"We are a community hospital so we don't own most of our medical staff. And being community-based, we had to come up with a different strategy [for CPOE]. We thought that if all of our nurses became experts in the system first, then they would support the medical staff," Fleming says. "Nursing really has provided a great deal of support for medicine."
Empowering nurses in this way has also led to innovation, particularly in the design arena. Involving the end user in design is critical, she says. "People make the assumption that [if] you're electronic, you're automatically safer. That is not true." Poor design leads to as many or more errors as existed in a paper world, except that in the digital world "the errors happen faster," she says.
"The nurses and department coordinators will come up with things that nobody else has thought of," she says.
Jennifer Torosian, RN, MSN, NE-BC, administrative director of nursing services at CMC, agrees that there's a huge benefit to giving nurses that kind of responsibility. At CMC, when nurses have a concern, they don't hesitate to take it to the administration, in part because "they really believe we're going to do something about it," she says.
In some cases, the hospital was doing the right thing—such as removing catheters on time—but just wasn't proving it. Data helped there, too.
"We're pulling from the Foley insertion date. We need to work with nursing and make sure the nurses know how important it is to document the date," Torosian says.
Now the organization can run a report to calculate catheter days with an insertion date and a removal date. "I can go on at any time and print out and see how many patients in-house have catheters, the date they were inserted, and the date they were removed. And I can also see if one of the nurses hasn't documented an insertion date and work with the nurses to give them the feedback and the education that this is really important," Torosian says.
"It's definitely giving us a good starting point. We're able to give fairly close to real-time feedback. It's just a matter of figuring out who's going to monitor those reports," she says. "It's great that you have all these reports, [but] who validates? How are you going to validate the data, and who's going to monitor it and run the reports? I think we've done a great job in empowering the department coordinators to do that."

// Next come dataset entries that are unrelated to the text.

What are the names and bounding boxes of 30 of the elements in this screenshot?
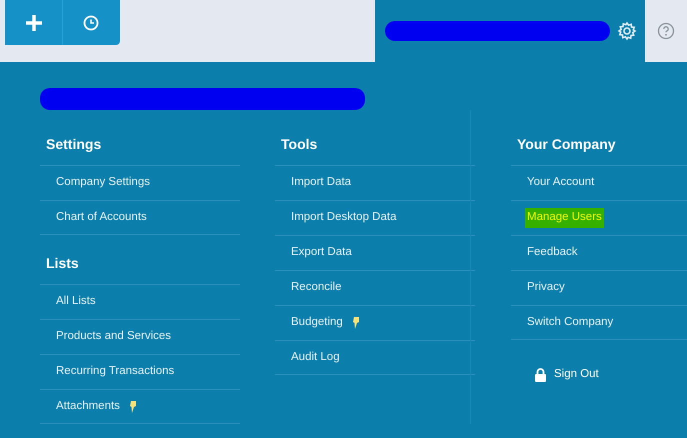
lock-icon: [535, 368, 546, 382]
sign-out-link[interactable]: Sign Out: [535, 366, 599, 384]
menu-link[interactable]: Feedback: [525, 243, 580, 263]
menu-link[interactable]: All Lists: [54, 292, 98, 312]
plus-icon: [24, 12, 44, 32]
menu-link[interactable]: Company Settings: [54, 173, 152, 193]
section-heading: Lists: [46, 254, 79, 273]
menu-link[interactable]: Attachments: [54, 396, 122, 416]
menu-link[interactable]: Chart of Accounts: [54, 208, 149, 228]
account-tab[interactable]: [375, 0, 645, 62]
settings-icon[interactable]: [617, 21, 637, 41]
clock-icon: [83, 14, 99, 30]
menu-link[interactable]: Switch Company: [525, 312, 616, 332]
menu-link[interactable]: Products and Services: [54, 327, 174, 347]
menu-link[interactable]: Import Desktop Data: [289, 208, 398, 228]
menu-link[interactable]: Recurring Transactions: [54, 362, 176, 382]
menu-link[interactable]: Budgeting: [289, 313, 345, 333]
section-heading: Your Company: [517, 135, 616, 154]
pin-icon: [130, 400, 137, 412]
help-icon[interactable]: [657, 22, 675, 40]
menu-link[interactable]: Audit Log: [289, 348, 342, 368]
pin-icon: [352, 317, 360, 329]
section-heading: Tools: [281, 135, 318, 154]
menu-link[interactable]: Reconcile: [289, 278, 344, 298]
menu-link[interactable]: Export Data: [289, 243, 354, 263]
menu-link[interactable]: Import Data: [289, 173, 354, 193]
menu-link[interactable]: Your Account: [525, 173, 596, 193]
section-heading: Settings: [46, 135, 102, 154]
menu-link[interactable]: Manage Users: [525, 208, 604, 228]
menu-link[interactable]: Privacy: [525, 278, 567, 298]
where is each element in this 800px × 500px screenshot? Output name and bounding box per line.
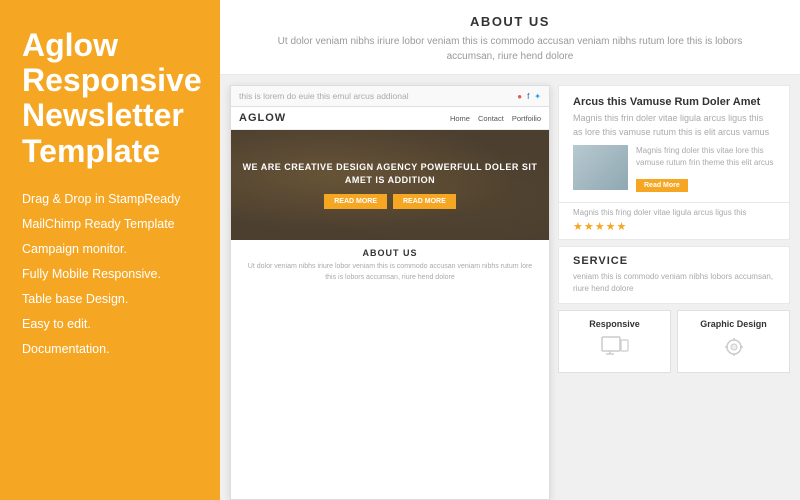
- close-icon: ●: [517, 92, 522, 101]
- hero-buttons: Read More Read More: [324, 194, 456, 209]
- newsletter-logo: AGLOW: [239, 112, 286, 124]
- read-more-button[interactable]: Read More: [636, 179, 688, 192]
- article-content: Magnis fring doler this vitae lore this …: [573, 145, 775, 192]
- newsletter-nav-links: Home Contact Portfoilio: [450, 114, 541, 123]
- top-about-heading: ABOUT US: [260, 14, 760, 29]
- newsletter-hero: WE ARE CREATIVE DESIGN AGENCY POWERFULL …: [231, 130, 549, 240]
- main-content: this is lorem do euie this emul arcus ad…: [220, 75, 800, 500]
- feature-item: Table base Design.: [22, 287, 198, 312]
- facebook-icon: f: [527, 92, 529, 101]
- preview-about: ABOUT US Ut dolor veniam nibhs iriure lo…: [231, 240, 549, 289]
- right-panel: ABOUT US Ut dolor veniam nibhs iriure lo…: [220, 0, 800, 500]
- article-image-inner: [573, 145, 628, 190]
- right-side-column: Arcus this Vamuse Rum Doler Amet Magnis …: [550, 75, 800, 500]
- service-heading: SERVICE: [573, 255, 775, 267]
- responsive-icon: [601, 336, 629, 364]
- top-about-text: Ut dolor veniam nibhs iriure lobor venia…: [260, 34, 760, 64]
- card-graphic-design: Graphic Design: [677, 310, 790, 373]
- feature-item: Easy to edit.: [22, 312, 198, 337]
- features-list: Drag & Drop in StampReadyMailChimp Ready…: [22, 187, 198, 362]
- bottom-cards: Responsive Graphic Design: [558, 310, 790, 373]
- left-panel: Aglow Responsive Newsletter Template Dra…: [0, 0, 220, 500]
- nav-link[interactable]: Contact: [478, 114, 504, 123]
- hero-heading: WE ARE CREATIVE DESIGN AGENCY POWERFULL …: [239, 161, 541, 186]
- preview-about-text: Ut dolor veniam nibhs iriure lobor venia…: [243, 262, 537, 283]
- twitter-icon: ✦: [534, 92, 541, 101]
- preview-about-heading: ABOUT US: [243, 248, 537, 258]
- product-title: Aglow Responsive Newsletter Template: [22, 28, 198, 169]
- service-text: veniam this is commodo veniam nibhs lobo…: [573, 271, 775, 295]
- stars-review: Magnis this fring doler vitae ligula arc…: [558, 203, 790, 240]
- feature-item: Documentation.: [22, 337, 198, 362]
- hero-read-more-btn-1[interactable]: Read More: [324, 194, 387, 209]
- article-section: Arcus this Vamuse Rum Doler Amet Magnis …: [558, 85, 790, 203]
- card-responsive-title: Responsive: [589, 319, 640, 329]
- top-about-section: ABOUT US Ut dolor veniam nibhs iriure lo…: [220, 0, 800, 75]
- hero-read-more-btn-2[interactable]: Read More: [393, 194, 456, 209]
- feature-item: Fully Mobile Responsive.: [22, 262, 198, 287]
- nav-link[interactable]: Portfoilio: [512, 114, 541, 123]
- nav-link[interactable]: Home: [450, 114, 470, 123]
- article-image: [573, 145, 628, 190]
- service-section: SERVICE veniam this is commodo veniam ni…: [558, 246, 790, 304]
- feature-item: Drag & Drop in StampReady: [22, 187, 198, 212]
- social-icons: ● f ✦: [517, 92, 541, 101]
- feature-item: Campaign monitor.: [22, 237, 198, 262]
- card-graphic-design-title: Graphic Design: [700, 319, 767, 329]
- newsletter-preview: this is lorem do euie this emul arcus ad…: [230, 85, 550, 500]
- article-text: Magnis fring doler this vitae lore this …: [636, 145, 775, 192]
- article-detail: Magnis fring doler this vitae lore this …: [636, 145, 775, 169]
- review-text: Magnis this fring doler vitae ligula arc…: [573, 208, 775, 217]
- article-heading: Arcus this Vamuse Rum Doler Amet: [573, 96, 775, 108]
- graphic-design-icon: [720, 336, 748, 363]
- newsletter-navbar: AGLOW Home Contact Portfoilio: [231, 107, 549, 130]
- card-responsive: Responsive: [558, 310, 671, 373]
- email-bar: this is lorem do euie this emul arcus ad…: [231, 86, 549, 107]
- feature-item: MailChimp Ready Template: [22, 212, 198, 237]
- stars-rating: ★★★★★: [573, 220, 775, 233]
- email-subject: this is lorem do euie this emul arcus ad…: [239, 91, 409, 101]
- article-intro: Magnis this frin doler vitae ligula arcu…: [573, 112, 775, 139]
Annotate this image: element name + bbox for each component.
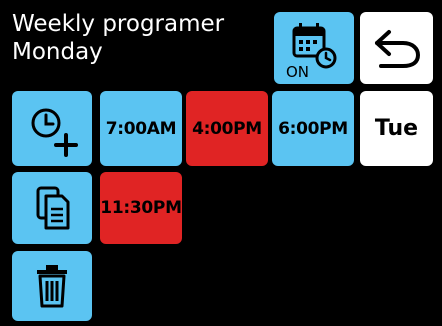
trash-icon xyxy=(34,264,70,308)
weekly-programmer-screen: Weekly programer Monday ON 7:00AM 4:00PM… xyxy=(0,0,442,326)
time-slot-tile[interactable]: 4:00PM xyxy=(186,91,268,166)
time-slot-label: 11:30PM xyxy=(100,198,182,218)
time-slot-label: 4:00PM xyxy=(192,118,262,139)
schedule-on-label: ON xyxy=(286,63,310,81)
time-slot-label: 6:00PM xyxy=(278,118,348,139)
time-slot-tile[interactable]: 6:00PM xyxy=(272,91,354,166)
time-slot-tile[interactable]: 7:00AM xyxy=(100,91,182,166)
title-text: Weekly programer xyxy=(12,11,225,37)
next-day-label: Tue xyxy=(374,116,419,141)
add-time-button[interactable] xyxy=(12,91,92,166)
copy-icon xyxy=(32,184,72,232)
delete-button[interactable] xyxy=(12,251,92,321)
back-arrow-icon xyxy=(371,24,423,72)
day-name: Monday xyxy=(12,39,103,65)
copy-button[interactable] xyxy=(12,172,92,244)
add-time-icon xyxy=(22,99,82,159)
next-day-button[interactable]: Tue xyxy=(360,91,433,166)
time-slot-tile[interactable]: 11:30PM xyxy=(100,172,182,244)
schedule-on-button[interactable]: ON xyxy=(274,12,354,84)
time-slot-label: 7:00AM xyxy=(105,118,177,139)
page-title: Weekly programer Monday xyxy=(12,10,224,66)
back-button[interactable] xyxy=(360,12,433,84)
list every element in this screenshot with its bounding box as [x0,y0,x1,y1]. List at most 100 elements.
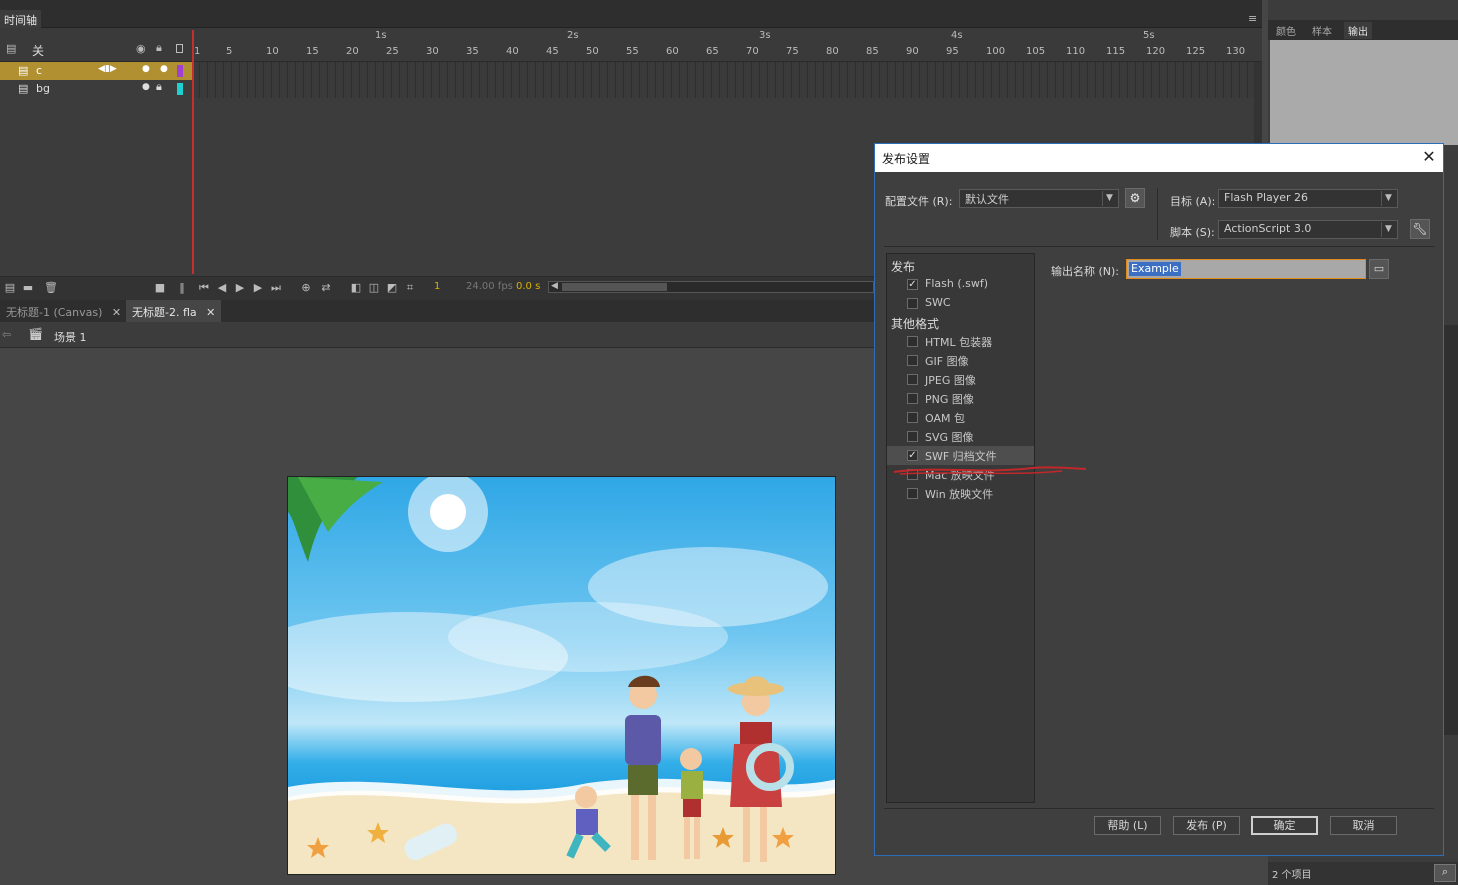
tab-output[interactable]: 输出 [1344,22,1372,39]
right-panel-sidebar [1444,325,1458,735]
fps-readout[interactable]: 24.00 fps [466,281,513,292]
back-arrow-icon[interactable]: ⇦ [2,328,11,341]
playhead[interactable] [192,30,194,274]
new-layer-icon[interactable]: ▤ [4,282,16,294]
scene-label[interactable]: 场景 1 [54,329,87,345]
publish-button[interactable]: 发布 (P) [1173,816,1240,835]
doc-tab-fla[interactable]: 无标题-2. fla ✕ [126,300,222,322]
parent-view-icon[interactable]: ‖ [176,282,188,294]
target-select[interactable]: Flash Player 26 ▼ [1218,189,1398,208]
layer-color-swatch[interactable] [177,83,183,95]
list-item-html[interactable]: HTML 包装器 [887,332,1034,351]
list-item-label: SVG 图像 [925,431,974,444]
close-icon[interactable]: ✕ [112,306,121,319]
layer-row-bg[interactable]: ▤ bg ● 🔒︎ [0,80,1255,98]
checkbox-jpeg[interactable] [907,374,918,385]
layer-edit-icon[interactable]: ◀▮▶ [98,64,117,74]
checkbox-oam[interactable] [907,412,918,423]
onion-skin-icon[interactable]: ◧ [350,282,362,294]
lock-dot-icon[interactable]: ● [160,64,168,74]
list-item-svg[interactable]: SVG 图像 [887,427,1034,446]
time-readout: 0.0 s [516,281,541,292]
ruler-frame-number: 70 [746,46,759,57]
script-select[interactable]: ActionScript 3.0 ▼ [1218,220,1398,239]
ok-button[interactable]: 确定 [1251,816,1318,835]
new-folder-icon[interactable]: ▬ [22,282,34,294]
chevron-down-icon: ▼ [1381,222,1395,237]
list-item-gif[interactable]: GIF 图像 [887,351,1034,370]
edit-multiple-icon[interactable]: ◩ [386,282,398,294]
onion-outline-icon[interactable]: ◫ [368,282,380,294]
script-label: 脚本 (S): [1170,226,1215,239]
scroll-left-icon[interactable]: ◀ [551,281,558,291]
first-frame-icon[interactable]: ⏮ [198,282,210,294]
target-label: 目标 (A): [1170,195,1216,208]
list-item-png[interactable]: PNG 图像 [887,389,1034,408]
list-item-label: OAM 包 [925,412,965,425]
onion-markers-icon[interactable]: ⌗ [404,282,416,294]
divider [884,246,1434,247]
dialog-title: 发布设置 [882,152,931,166]
close-icon[interactable]: ✕ [206,306,215,319]
checkbox-png[interactable] [907,393,918,404]
layer-frames[interactable] [192,80,1254,98]
list-item-jpeg[interactable]: JPEG 图像 [887,370,1034,389]
checkbox-swf-archive[interactable]: ✓ [907,450,918,461]
checkbox-swc[interactable] [907,298,918,309]
layer-frames[interactable] [192,62,1254,80]
ruler-frame-number: 95 [946,46,959,57]
layer-name: c [36,64,43,77]
checkbox-flash[interactable]: ✓ [907,279,918,290]
help-button[interactable]: 帮助 (L) [1094,816,1161,835]
folder-icon[interactable]: ▭ [1369,259,1389,279]
tab-swatches[interactable]: 样本 [1308,22,1336,39]
lock-icon[interactable]: 🔒︎ [156,80,162,94]
dialog-titlebar[interactable] [875,144,1443,172]
list-item-oam[interactable]: OAM 包 [887,408,1034,427]
checkbox-html[interactable] [907,336,918,347]
section-publish: 发布 [891,260,916,274]
section-other: 其他格式 [891,317,940,331]
divider [884,808,1434,809]
visible-dot-icon[interactable]: ● [142,82,150,92]
doc-tab-canvas[interactable]: 无标题-1 (Canvas) ✕ [0,300,127,322]
ruler-frame-number: 100 [986,46,1006,57]
next-frame-icon[interactable]: ▶ [252,282,264,294]
gear-icon[interactable]: ⚙ [1125,188,1145,208]
checkbox-svg[interactable] [907,431,918,442]
timeline-hscroll-thumb[interactable] [562,283,667,291]
output-name-value: Example [1129,262,1181,276]
profile-select[interactable]: 默认文件 ▼ [959,189,1119,208]
list-item-win-projector[interactable]: Win 放映文件 [887,484,1034,503]
list-item-flash[interactable]: ✓ Flash (.swf) [887,275,1034,294]
ruler-second-marker: 4s [951,30,963,41]
ruler-frame-number: 115 [1106,46,1126,57]
ruler-second-marker: 3s [759,30,771,41]
layer-color-swatch[interactable] [177,65,183,77]
center-frame-icon[interactable]: ⊕ [300,282,312,294]
checkbox-gif[interactable] [907,355,918,366]
last-frame-icon[interactable]: ⏭ [270,282,282,294]
wrench-icon[interactable]: 🔧︎ [1410,219,1430,239]
delete-icon[interactable]: 🗑︎ [44,282,58,294]
output-name-input[interactable]: Example [1126,259,1366,279]
tab-color[interactable]: 颜色 [1272,22,1300,39]
ruler-second-marker: 5s [1143,30,1155,41]
loop-icon[interactable]: ⇄ [320,282,332,294]
list-item-swc[interactable]: SWC [887,294,1034,313]
current-frame: 1 [434,281,441,292]
search-icon[interactable]: ⌕ [1434,864,1456,882]
camera-icon[interactable]: ■ [154,282,166,294]
visible-dot-icon[interactable]: ● [142,64,150,74]
cancel-button[interactable]: 取消 [1330,816,1397,835]
stage-canvas[interactable] [287,476,836,875]
output-preview-area [1270,40,1458,145]
list-item-label: SWF 归档文件 [925,450,997,463]
ruler-frame-number: 120 [1146,46,1166,57]
checkbox-win-projector[interactable] [907,488,918,499]
prev-frame-icon[interactable]: ◀ [216,282,228,294]
chevron-down-icon: ▼ [1381,191,1395,206]
layer-row-c[interactable]: ▤ c ◀▮▶ ● ● [0,62,1255,80]
play-icon[interactable]: ▶ [234,282,246,294]
close-icon[interactable]: ✕ [1420,147,1438,167]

"We have seen a significant decrease in the number of missing insertion dates. Previously, on any given day we would have on average six patients on the report with no insertion date; we are down to an average of two," Torosian says.
Nurses are also doing a better job completing patient profiles. A year ago there could be 15 incomplete patient profiles in one month. That number steadily declined over the year—and in November 2011, there were no incomplete patient profiles for the month.
Order reconciliation is another area where informatics has made dramatic improvements, says Fleming.
On admission, nurses enter patients' historical or home medications. "Medication reconciliation has always been a challenge, but now the nurses are entering historical medications with the expectations that they are accurate, allowing the attending provider to convert it to an inpatient order. The nurse makes every attempt to confirm the correct medication, dose, unit of measure, frequency, how the medication was prescribed, and how the patient is actually taking it—all of that information is critical," Fleming says.